[Coco] Update: os9gen on 128k coco3, rs323 pack

Gene Heskett gene.heskett at verizon.net
Sun Feb 15 17:06:16 EST 2009


On Sunday 15 February 2009, Steven Hirsch wrote:
>On Sun, 15 Feb 2009, Gene Heskett wrote:
>> On Sunday 15 February 2009, Steven Hirsch wrote:
>>> On Sun, 15 Feb 2009, Michael Furman wrote:
>>>> I tried using the rs232 pak ROM and it seems to hang occasionally.
>>>
>>> There's an obscure problem with interrupt handling that might be behind
>>> the hangs.  I have no personal experience with it, but it's written up in
>>> "Tandy's Little Wonder" (Farna Systems?).  IIRC, interrupts are not
>>> properly shared between the cartridge slot and the GIME with the end
>>> result being that SIO interrupts can be lost.  Again, just speculation
>>> that this is the issue!
>>
>> There is about a 100/1 chance that is correct.  The fix is to remove three
>> of the 4 pullup r's tied to each card socket pin 8, and then jumper all
>> sockets pin 8's together.  This allows the IRQ to get through to the coco
>> and be serviced regardless of where the slot switch is, or what slot was
>> last selected by the software.
>
>Gene,
>
>I don't think he's using an MPI.  The problem I'm referring to is internal
>to the computer and has to do with how the cart interrupt is routed to the
>CPU.

That part isn't something I've checked as I've had an mpi since forever.  With 
my fix the mpi's internal slot selection can be set to any slot, and 
something like the incoming character buffer is full, which becomes the /IRQ, 
does get through to the cpu regardless of the present state of the slot 
selector, which responds by invoking an IRQ scan to find the source and then 
service it.  Each registered IRQ routine also sets the slot the device is in, 
and the slot selector is then switched to each of the possible sources it 
knows about before reading the chip register to see if this chip is the 
source of the /IRQ.  If it is as indicated by the flag, then that drivers IRQ 
routine is invoked to service the chips request.

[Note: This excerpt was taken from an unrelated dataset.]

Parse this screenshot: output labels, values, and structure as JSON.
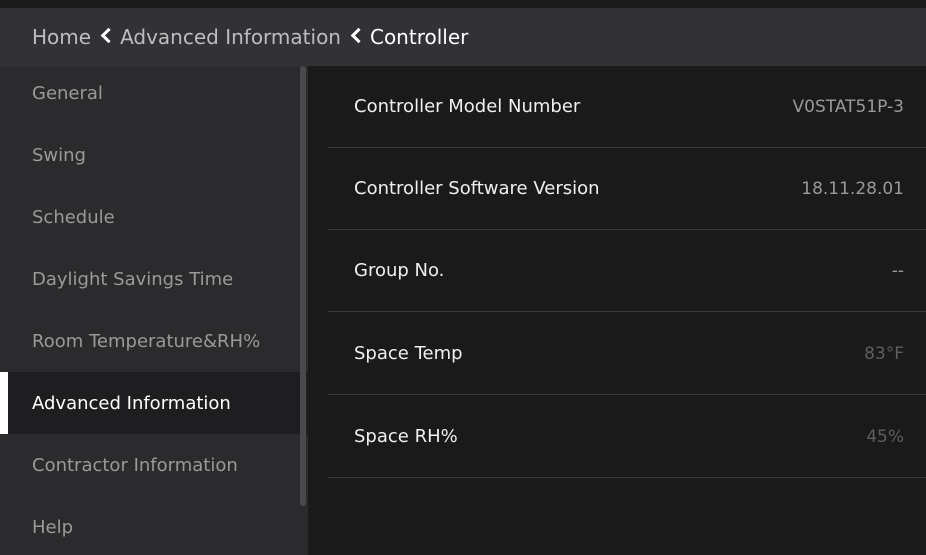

This generally, for the rs232 pack, takes about 15 microseconds unless the 
system is reading or writing to non-volatile storage.  If it occurs during 
that operation, the response time stretches out to about 150 microseconds 
because the disk has priority.  But at 9600 baud, I haven't ever lost a 
character because of that.  Those timings were obtained using a disto no-halt 
controller and could be much worse without the no-halt.

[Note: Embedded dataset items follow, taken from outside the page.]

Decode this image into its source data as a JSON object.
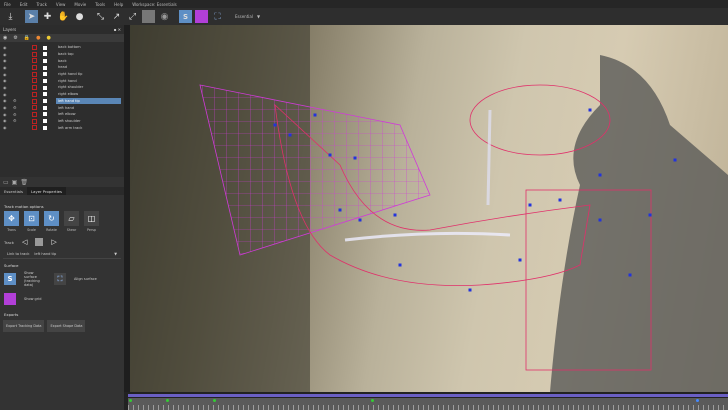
{
  "menu": [
    "File",
    "Edit",
    "Track",
    "View",
    "Movie",
    "Tools",
    "Help",
    "Workspace: Essentials"
  ],
  "toolbar": {
    "workspace_select": "Essential",
    "icons": [
      "import-icon",
      "pointer-icon",
      "add-point-icon",
      "hand-icon",
      "zoom-icon",
      "transform-icon",
      "move-icon",
      "scale-icon",
      "clip-icon",
      "circle-icon",
      "surface-icon",
      "grid-icon",
      "align-icon"
    ]
  },
  "layers": {
    "title": "Layers",
    "items": [
      {
        "name": "back bottom",
        "gear": false
      },
      {
        "name": "back top",
        "gear": false
      },
      {
        "name": "back",
        "gear": false
      },
      {
        "name": "head",
        "gear": false
      },
      {
        "name": "right hand tip",
        "gear": false
      },
      {
        "name": "right hand",
        "gear": false
      },
      {
        "name": "right shoulder",
        "gear": false
      },
      {
        "name": "right elbow",
        "gear": false
      },
      {
        "name": "left hand tip",
        "gear": true,
        "selected": true
      },
      {
        "name": "left hand",
        "gear": true
      },
      {
        "name": "left elbow",
        "gear": true
      },
      {
        "name": "left shoulder",
        "gear": true
      },
      {
        "name": "left arm track",
        "gear": false
      }
    ]
  },
  "tabs": [
    "Essentials",
    "Layer Properties"
  ],
  "track_motion": {
    "title": "Track motion options",
    "options": [
      {
        "label": "Trans",
        "on": true
      },
      {
        "label": "Scale",
        "on": true
      },
      {
        "label": "Rotate",
        "on": true
      },
      {
        "label": "Shear",
        "on": false
      },
      {
        "label": "Persp",
        "on": false
      }
    ]
  },
  "track": {
    "label": "Track"
  },
  "link": {
    "label": "Link to track",
    "value": "left hand tip"
  },
  "surface": {
    "title": "Surface",
    "show_surface": "Show surface (tracking data)",
    "align_surface": "Align surface",
    "show_grid": "Show grid"
  },
  "exports": {
    "title": "Exports",
    "tracking": "Export Tracking Data",
    "shape": "Export Shape Data"
  },
  "colors": {
    "accent": "#5e8fc5",
    "spline": "#e0306a",
    "points": "#2233dd",
    "timeline": "#6a5fc4"
  }
}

Besides that, I don't believe /CART is the same as an /IRQ, which is what my 
method fixes.  Somebody correct me on this if I'm wrong, please.

In either event, if the service routine is unknown to the cpu, then I believe 
either a FIRQ or an IRQ will lock the cpu up in the scan cuz it never finds 
the interrupt to exit the scan.  Registering that interrupt service routine 
IS (or should be) part of the individual drivers init routine at boot time.

-- 
Cheers, Gene
"There are four boxes to be used in defense of liberty:
 soap, ballot, jury, and ammo. Please use in that order."
-Ed Howdershelt (Author)
You will always find something in the last place you look.